Fix: BigQuery Not Working — Partitioning, Slots, Streaming Inserts, and Cost Surprises

Q: How do I fix "BigQuery Not Working — Partitioning, Slots, Streaming Inserts, and Cost Surprises"?

How to fix BigQuery errors — query scans full table without partition filter, slot contention with on-demand pricing, streaming insert quota exceeded, DML row limits, service account auth, and INFORMATION_SCHEMA for monitoring.

The Error

You query a partitioned table and it scans the entire 10 TB:

SELECT count() FROM `myproject.events.raw`
WHERE user_id = 42;
-- Bytes processed: 10.2 TB (full scan)

Or streaming inserts fail with quota:

Quota exceeded: Your project exceeded quota for streaming insert API.

Or MERGE/UPDATE/DELETE errors with too many partitions:

Cannot update more than 4000 partitions in a single MERGE statement.

Or the service account auth fails:

google.api_core.exceptions.PermissionDenied: 403 Permission denied: 
User does not have bigquery.tables.getData permission for table myproject.events.raw.

Why This Happens

BigQuery is a serverless data warehouse with unique pricing and operational characteristics:

Pay per scan. On-demand pricing charges by bytes scanned. A query without a partition filter scans the whole table — expensive and slow.
Partitioning and clustering reduce scans. A query with WHERE event_date = '2026-05-20' on a date-partitioned table scans one day, not the whole history. Cluster keys provide finer-grain pruning.
Streaming inserts have separate quotas. API requests/sec, bytes/sec — independent of batch loads.
DML has partition limits. A single UPDATE or DELETE can touch only N partitions (configurable, default 4000).
IAM is finer-grained than other DBs. Project access ≠ dataset access ≠ table access. Permissions like bigquery.tables.getData are separate from bigquery.jobs.create.

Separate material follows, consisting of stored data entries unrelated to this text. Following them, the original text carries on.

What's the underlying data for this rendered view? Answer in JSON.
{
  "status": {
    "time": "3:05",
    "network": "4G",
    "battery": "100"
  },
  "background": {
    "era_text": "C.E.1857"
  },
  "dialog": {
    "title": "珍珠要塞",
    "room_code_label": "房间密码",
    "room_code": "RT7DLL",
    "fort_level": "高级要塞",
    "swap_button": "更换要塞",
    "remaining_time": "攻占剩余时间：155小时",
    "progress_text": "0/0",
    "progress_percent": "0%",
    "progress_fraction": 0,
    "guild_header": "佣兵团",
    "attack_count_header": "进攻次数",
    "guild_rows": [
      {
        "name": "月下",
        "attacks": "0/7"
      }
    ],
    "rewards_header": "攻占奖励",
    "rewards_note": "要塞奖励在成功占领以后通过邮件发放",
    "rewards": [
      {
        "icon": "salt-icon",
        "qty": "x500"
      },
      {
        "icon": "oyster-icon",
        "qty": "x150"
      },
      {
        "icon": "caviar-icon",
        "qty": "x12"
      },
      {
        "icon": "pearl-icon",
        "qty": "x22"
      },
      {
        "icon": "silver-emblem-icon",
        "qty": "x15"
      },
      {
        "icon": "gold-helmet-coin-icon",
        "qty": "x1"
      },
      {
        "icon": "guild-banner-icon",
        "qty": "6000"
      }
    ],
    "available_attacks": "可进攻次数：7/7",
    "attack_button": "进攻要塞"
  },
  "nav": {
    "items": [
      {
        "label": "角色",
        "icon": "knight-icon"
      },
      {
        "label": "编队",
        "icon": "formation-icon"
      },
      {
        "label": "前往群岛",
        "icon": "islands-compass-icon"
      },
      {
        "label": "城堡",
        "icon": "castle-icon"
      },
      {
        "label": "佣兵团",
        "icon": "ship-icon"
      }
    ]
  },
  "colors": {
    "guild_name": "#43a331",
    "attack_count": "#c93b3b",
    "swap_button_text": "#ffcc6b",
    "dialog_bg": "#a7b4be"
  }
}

The pricing model is the single most surprising thing for engineers coming from row-store databases. BigQuery is columnar and serverless, so the question “how expensive is this query” is answered by “how many bytes did the columns referenced occupy in the scanned partitions.” A SELECT * against an unpartitioned table reads every column from every row, even if a filter eliminates most rows downstream — the filter happens after the scan, so the bill is the same. The fix is twofold: only SELECT the columns you need, and design partitions/clusters so the partition pruning eliminates whole files before scan. Once those two habits land, most cost surprises disappear.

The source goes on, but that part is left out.